The showdown for Adam and Eve symbolically brought an end to the euphoria of infancy—the end of life in the garden—but was the beginning of life “on the outside” where they had responsibilities. They had to work. They knew pain as well as pleasure. They had to be adults. They had to go through ‘the wilderness’ to get there. After their eyes were opened, they knew they were naked. They covered themselves and they hid from God. They were in the garden, but they were in the wilderness nonetheless. And then they were driven from the garden like cattle are driven to the slaughterhouse.

This is our human story. We are driven into the wildernesses of our lives. It is never by choice. We might go hiking in the wild lands. It might be dangerous out there, and it might stretch us, but that is different. That is not the ‘wilderness experience’ to which this sermon is referring. These are not invigorating wilderness experiences. These are the desolating wilderness experiences. Sometimes those wilderness experiences are in the midst of the life we knew, like for Adam and Eve still in the garden, yet everything had changed. And sometimes, like Jesus, we are plunged into circumstances completely unfamiliar and unfriendly and unwelcome. It might be rough. It most certainly will be. But we will get through it. There will be a new start. 

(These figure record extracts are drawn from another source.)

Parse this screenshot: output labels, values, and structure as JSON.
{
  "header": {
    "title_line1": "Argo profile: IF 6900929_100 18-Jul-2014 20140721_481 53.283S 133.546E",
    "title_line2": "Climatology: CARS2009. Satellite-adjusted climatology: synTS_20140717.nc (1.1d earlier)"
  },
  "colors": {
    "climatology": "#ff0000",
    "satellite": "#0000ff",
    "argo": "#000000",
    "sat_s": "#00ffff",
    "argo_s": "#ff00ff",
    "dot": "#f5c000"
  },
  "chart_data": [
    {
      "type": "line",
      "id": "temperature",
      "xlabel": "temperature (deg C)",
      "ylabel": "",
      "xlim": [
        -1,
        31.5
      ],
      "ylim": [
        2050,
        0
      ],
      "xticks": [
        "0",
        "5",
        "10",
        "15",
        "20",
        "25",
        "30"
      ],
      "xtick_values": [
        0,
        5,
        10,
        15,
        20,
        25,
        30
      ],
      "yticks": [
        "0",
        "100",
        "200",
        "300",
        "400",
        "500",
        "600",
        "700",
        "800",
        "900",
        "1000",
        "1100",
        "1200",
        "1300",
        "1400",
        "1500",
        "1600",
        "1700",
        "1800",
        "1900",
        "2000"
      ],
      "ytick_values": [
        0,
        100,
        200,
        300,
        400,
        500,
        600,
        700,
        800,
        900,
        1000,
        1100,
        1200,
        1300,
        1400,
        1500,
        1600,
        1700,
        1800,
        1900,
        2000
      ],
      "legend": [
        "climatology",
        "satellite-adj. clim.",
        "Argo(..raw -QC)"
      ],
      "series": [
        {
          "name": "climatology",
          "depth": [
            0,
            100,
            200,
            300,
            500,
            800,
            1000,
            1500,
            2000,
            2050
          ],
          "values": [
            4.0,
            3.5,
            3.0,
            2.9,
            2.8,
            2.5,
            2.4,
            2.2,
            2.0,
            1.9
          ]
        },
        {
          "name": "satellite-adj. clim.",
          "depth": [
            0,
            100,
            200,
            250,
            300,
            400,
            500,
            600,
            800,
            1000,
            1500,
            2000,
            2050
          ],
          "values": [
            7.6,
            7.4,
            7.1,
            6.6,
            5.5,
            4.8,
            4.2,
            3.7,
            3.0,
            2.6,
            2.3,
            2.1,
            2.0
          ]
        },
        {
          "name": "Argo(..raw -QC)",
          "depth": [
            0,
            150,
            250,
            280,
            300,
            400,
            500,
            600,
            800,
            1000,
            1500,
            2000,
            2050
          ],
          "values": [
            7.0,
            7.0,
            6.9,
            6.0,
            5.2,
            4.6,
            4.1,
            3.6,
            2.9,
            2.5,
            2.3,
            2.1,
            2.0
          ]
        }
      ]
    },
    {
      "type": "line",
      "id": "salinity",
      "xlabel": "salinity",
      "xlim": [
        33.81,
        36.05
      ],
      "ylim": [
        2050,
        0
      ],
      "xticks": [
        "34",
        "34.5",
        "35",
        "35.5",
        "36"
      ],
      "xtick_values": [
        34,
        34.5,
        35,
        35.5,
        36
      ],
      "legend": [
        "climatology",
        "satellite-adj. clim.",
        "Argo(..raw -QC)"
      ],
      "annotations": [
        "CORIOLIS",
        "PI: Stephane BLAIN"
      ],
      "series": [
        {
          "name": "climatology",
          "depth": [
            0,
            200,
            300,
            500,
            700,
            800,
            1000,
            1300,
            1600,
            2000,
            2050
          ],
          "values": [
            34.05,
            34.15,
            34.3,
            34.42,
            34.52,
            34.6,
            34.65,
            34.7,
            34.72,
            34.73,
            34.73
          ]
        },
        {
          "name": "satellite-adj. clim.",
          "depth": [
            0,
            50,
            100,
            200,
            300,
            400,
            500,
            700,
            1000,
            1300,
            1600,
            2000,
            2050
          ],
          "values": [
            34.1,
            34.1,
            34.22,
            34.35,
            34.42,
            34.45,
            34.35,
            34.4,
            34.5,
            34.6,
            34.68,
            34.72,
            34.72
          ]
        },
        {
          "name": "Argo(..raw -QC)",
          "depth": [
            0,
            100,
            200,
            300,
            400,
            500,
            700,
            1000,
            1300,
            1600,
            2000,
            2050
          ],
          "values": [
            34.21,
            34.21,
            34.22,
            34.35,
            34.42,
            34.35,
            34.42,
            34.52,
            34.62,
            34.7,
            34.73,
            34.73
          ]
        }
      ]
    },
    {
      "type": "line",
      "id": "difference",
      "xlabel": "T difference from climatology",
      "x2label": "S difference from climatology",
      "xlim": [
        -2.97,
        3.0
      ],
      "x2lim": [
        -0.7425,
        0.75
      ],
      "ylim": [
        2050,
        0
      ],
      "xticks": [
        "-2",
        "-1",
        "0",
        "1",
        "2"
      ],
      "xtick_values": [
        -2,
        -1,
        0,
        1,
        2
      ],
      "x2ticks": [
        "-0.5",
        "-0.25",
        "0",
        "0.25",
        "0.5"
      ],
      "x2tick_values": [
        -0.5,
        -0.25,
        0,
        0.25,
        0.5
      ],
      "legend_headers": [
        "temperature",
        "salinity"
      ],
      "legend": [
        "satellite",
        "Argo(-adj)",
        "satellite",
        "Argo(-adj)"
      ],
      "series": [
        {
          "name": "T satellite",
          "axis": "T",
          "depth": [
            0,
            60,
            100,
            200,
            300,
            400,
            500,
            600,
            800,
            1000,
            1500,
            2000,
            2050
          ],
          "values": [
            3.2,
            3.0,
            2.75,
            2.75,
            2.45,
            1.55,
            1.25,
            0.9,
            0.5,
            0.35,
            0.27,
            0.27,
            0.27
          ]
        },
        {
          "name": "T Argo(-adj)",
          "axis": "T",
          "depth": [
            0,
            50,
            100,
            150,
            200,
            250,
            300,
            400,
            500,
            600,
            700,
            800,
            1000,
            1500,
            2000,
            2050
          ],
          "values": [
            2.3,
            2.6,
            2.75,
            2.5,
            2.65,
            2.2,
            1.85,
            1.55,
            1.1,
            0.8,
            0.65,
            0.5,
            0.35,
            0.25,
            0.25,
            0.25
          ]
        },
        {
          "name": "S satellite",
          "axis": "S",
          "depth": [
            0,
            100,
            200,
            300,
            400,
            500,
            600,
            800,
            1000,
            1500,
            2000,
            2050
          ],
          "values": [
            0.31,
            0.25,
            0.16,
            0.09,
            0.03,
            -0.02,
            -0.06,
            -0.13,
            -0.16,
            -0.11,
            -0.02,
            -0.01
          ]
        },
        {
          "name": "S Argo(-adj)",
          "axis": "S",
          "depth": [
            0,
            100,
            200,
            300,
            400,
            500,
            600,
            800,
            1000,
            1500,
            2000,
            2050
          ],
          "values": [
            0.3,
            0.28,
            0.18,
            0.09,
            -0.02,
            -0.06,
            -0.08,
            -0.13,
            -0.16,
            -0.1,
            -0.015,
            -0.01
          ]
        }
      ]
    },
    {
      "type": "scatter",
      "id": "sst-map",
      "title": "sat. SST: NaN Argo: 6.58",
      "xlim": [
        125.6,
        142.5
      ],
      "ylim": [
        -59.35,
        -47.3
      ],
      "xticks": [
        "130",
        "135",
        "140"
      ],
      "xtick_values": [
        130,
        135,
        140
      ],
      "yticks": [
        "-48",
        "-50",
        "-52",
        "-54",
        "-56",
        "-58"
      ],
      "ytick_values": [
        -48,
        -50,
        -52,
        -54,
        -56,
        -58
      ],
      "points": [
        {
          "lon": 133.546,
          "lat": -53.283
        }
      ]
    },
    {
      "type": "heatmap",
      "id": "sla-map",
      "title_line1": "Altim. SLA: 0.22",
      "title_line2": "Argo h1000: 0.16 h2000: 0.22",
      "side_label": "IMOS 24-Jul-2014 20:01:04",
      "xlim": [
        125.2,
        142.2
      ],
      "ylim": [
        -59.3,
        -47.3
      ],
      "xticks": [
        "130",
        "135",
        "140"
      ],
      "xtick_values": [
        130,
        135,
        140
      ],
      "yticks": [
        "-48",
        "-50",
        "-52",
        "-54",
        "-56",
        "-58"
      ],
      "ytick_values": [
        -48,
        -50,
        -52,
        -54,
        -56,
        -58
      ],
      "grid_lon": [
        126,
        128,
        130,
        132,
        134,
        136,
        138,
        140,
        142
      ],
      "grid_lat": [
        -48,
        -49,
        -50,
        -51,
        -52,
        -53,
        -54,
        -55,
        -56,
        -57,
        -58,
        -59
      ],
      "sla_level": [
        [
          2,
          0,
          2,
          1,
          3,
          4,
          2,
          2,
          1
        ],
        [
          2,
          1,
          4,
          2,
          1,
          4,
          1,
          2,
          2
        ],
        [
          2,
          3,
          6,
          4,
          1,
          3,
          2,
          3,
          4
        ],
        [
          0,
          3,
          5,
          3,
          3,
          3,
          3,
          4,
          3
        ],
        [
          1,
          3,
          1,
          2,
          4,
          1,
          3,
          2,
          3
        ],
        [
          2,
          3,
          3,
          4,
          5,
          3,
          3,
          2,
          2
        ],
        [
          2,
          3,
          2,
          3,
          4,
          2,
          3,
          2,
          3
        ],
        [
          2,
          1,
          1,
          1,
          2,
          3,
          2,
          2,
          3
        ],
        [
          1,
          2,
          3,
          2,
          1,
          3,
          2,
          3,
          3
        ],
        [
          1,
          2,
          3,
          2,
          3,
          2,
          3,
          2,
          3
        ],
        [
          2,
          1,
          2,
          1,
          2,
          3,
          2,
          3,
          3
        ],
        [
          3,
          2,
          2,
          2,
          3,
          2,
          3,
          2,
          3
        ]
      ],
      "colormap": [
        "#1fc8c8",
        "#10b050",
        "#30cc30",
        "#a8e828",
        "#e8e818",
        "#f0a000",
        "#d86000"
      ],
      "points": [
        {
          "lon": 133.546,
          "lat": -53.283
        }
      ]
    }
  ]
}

Today is the first Sunday in Lent. All through Lent we will be examining the wilderness in our lives; the metaphor and what it stands for, what it has to teach us, and where we might go from there. Lent can feel like a wilderness. It can be bleak. It can seem long, especially if we are practicing some unfamiliar spiritual disciplines that don’t yet feel good. But trust me, they will. If you haven’t started a Lenten practice yet this year, don’t despair. It is not too late. I encourage you to do something. Walk the labyrinth—on your own or with our group walks at 5:45pm on Wednesdays during Lent. Pick up a daily devotional booklet like ‘Christ in our Home’. Take our prayer list on the inside back cover of the bulletin and pray through it. Ask a friend to read a Bible passage every day and discuss it together. These are just a few suggestions. Don’t be stymied by the fear of not being able to do it perfectly. We are practicing. And don’t give up if you start and then stumble. Get up and start again. The wilderness is hard. So remember, you are never alone in it, even if it feels like you are. It won’t last forever, even though it seems like it will. In a moment we will have a brief time of silence. You might choose to use this time to tell God what you need to get through a current wilderness. It might be an opportunity to thank God for getting you through the wilderness of the past. Maybe in this moment you are ready to offer yourself to God, to go wherever God leads you, even if it is as a herd of cattle to the slaughterhouse. I give you silence. It is for you and God.

(silence for reflection) 

Holy God, come into our hearts and increase our faith. Inspire us in serving your people and being the church for the good of the world. In Jesus’ name we pray. Amen.